O levantamento reúne ocorrências relacionadas à violência contra a pessoa, contra o patrimônio e à omissão do poder público. Entre os principais dados referentes ao Acre está o registro de seis mortes de indígenas por desassistência na área da saúde, sendo três mulheres e três homens.
As informações sobre os óbitos têm como fontes o Sistema de Informações sobre Mortalidade (SIM) e a Secretaria de Saúde Indígena (Sesai), e ainda podem passar por revisão.
O relatório também aponta três casos de desassistência geral no estado. Um deles envolve a Terra Indígena Katukina/Kaxinawá, em Feijó, onde foram identificadas demandas por melhorias no abastecimento de água, construção de açudes, casas tradicionais, internet e pontes, além de ações nas áreas cultural e esportiva. O Ministério Público Federal no Acre instaurou procedimento para acompanhar a implementação das políticas públicas na região.
Outro caso foi registrado na Terra Indígena Kaxinawá do Seringal Curralinho, também em Feijó. No início de 2025, enchentes do rio Envira atingiram aldeias, provocando perdas materiais e destruindo roças de subsistência de mandioca, banana e milho.
Educação
Na área da educação, o Acre contabilizou sete casos de desassistência em 2025. O número faz parte das 111 ocorrências registradas pelo Cimi em 18 estados brasileiros.
Segundo o levantamento, os problemas incluem falta de estrutura e manutenção das escolas, além da ausência de unidades de ensino em algumas aldeias. As dificuldades acabam prejudicando o acesso à educação escolar indígena específica e diferenciada.
Violência e ameaças
O relatório registrou ainda dois casos de tentativa de assassinato contra indígenas no Acre, dentro dos 38 episódios contabilizados em todo o país. O estado também teve um caso de lesão corporal, entre as 33 ocorrências registradas nacionalmente.

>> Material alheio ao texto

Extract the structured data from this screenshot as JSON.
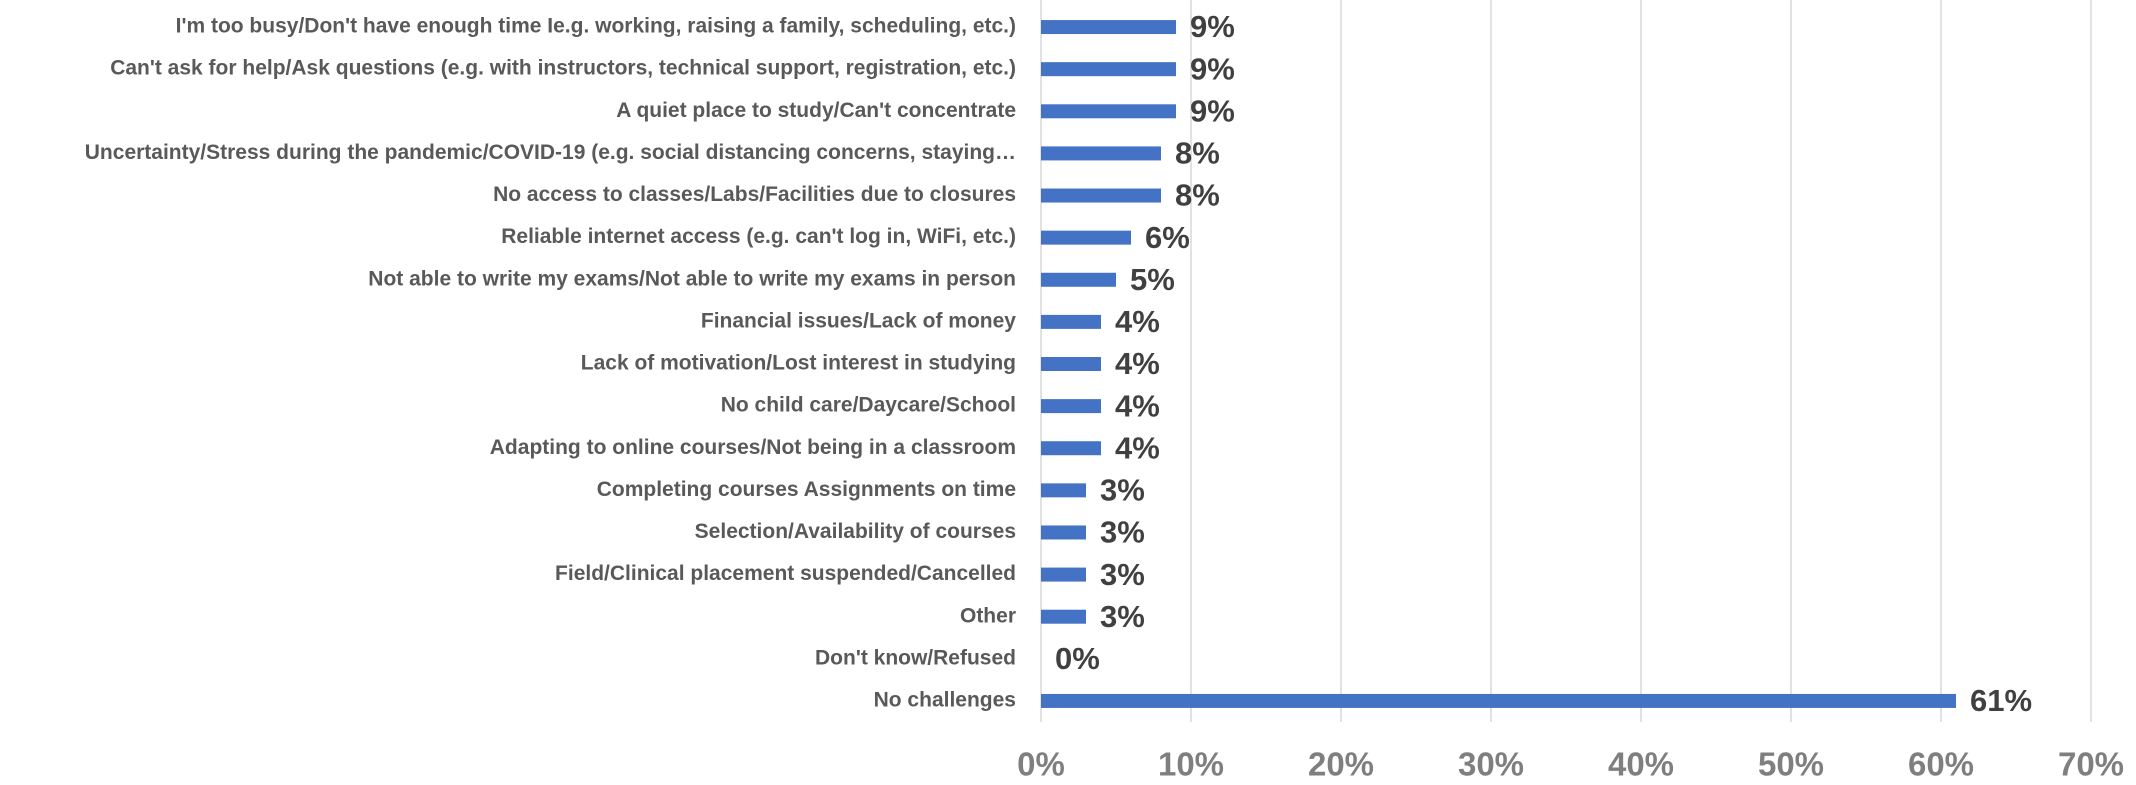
{
  "chart_data": {
    "type": "bar",
    "orientation": "horizontal",
    "color": "#4472c4",
    "grid": true,
    "categories": [
      "I'm too busy/Don't have enough time Ie.g. working, raising a family, scheduling, etc.)",
      "Can't ask for help/Ask questions (e.g. with instructors, technical support, registration, etc.)",
      "A quiet place to study/Can't concentrate",
      "Uncertainty/Stress during the pandemic/COVID-19 (e.g. social distancing concerns, staying…",
      "No access to classes/Labs/Facilities due to closures",
      "Reliable internet access (e.g. can't log in, WiFi, etc.)",
      "Not able to write my exams/Not able to write my exams in person",
      "Financial issues/Lack of money",
      "Lack of motivation/Lost interest in studying",
      "No child care/Daycare/School",
      "Adapting to online courses/Not being in a classroom",
      "Completing courses Assignments on time",
      "Selection/Availability of courses",
      "Field/Clinical placement suspended/Cancelled",
      "Other",
      "Don't know/Refused",
      "No challenges"
    ],
    "values": [
      9,
      9,
      9,
      8,
      8,
      6,
      5,
      4,
      4,
      4,
      4,
      3,
      3,
      3,
      3,
      0,
      61
    ],
    "value_labels": [
      "9%",
      "9%",
      "9%",
      "8%",
      "8%",
      "6%",
      "5%",
      "4%",
      "4%",
      "4%",
      "4%",
      "3%",
      "3%",
      "3%",
      "3%",
      "0%",
      "61%"
    ],
    "xlim": [
      0,
      70
    ],
    "xticks": [
      {
        "value": 0,
        "label": "0%"
      },
      {
        "value": 10,
        "label": "10%"
      },
      {
        "value": 20,
        "label": "20%"
      },
      {
        "value": 30,
        "label": "30%"
      },
      {
        "value": 40,
        "label": "40%"
      },
      {
        "value": 50,
        "label": "50%"
      },
      {
        "value": 60,
        "label": "60%"
      },
      {
        "value": 70,
        "label": "70%"
      }
    ]
  }
}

Foram identificados ainda dois casos de ameaça contra indígenas no Acre.
O levantamento aponta também situações envolvendo a retenção de cartões e senhas de beneficiários de programas sociais. Em uma operação realizada nos municípios de Jordão e Tarauacá, foram apreendidos 300 cartões do Bolsa Família.
O Acre aparece ainda com um caso de racismo e discriminação étnico-cultural, entre as 46 ocorrências registradas em todo o país.
Na área de violência sexual, o estado teve um caso registrado, dentro dos 25 episódios contabilizados contra indígenas em todo o Brasil durante 2025.
Os dados apresentados no relatório evidenciam diferentes formas de violência e vulnerabilidade enfrentadas por povos indígenas no Acre, abrangendo desde problemas no acesso à saúde e à educação até ameaças, violência física, discriminação e dificuldades relacionadas às condições de vida nas aldeias.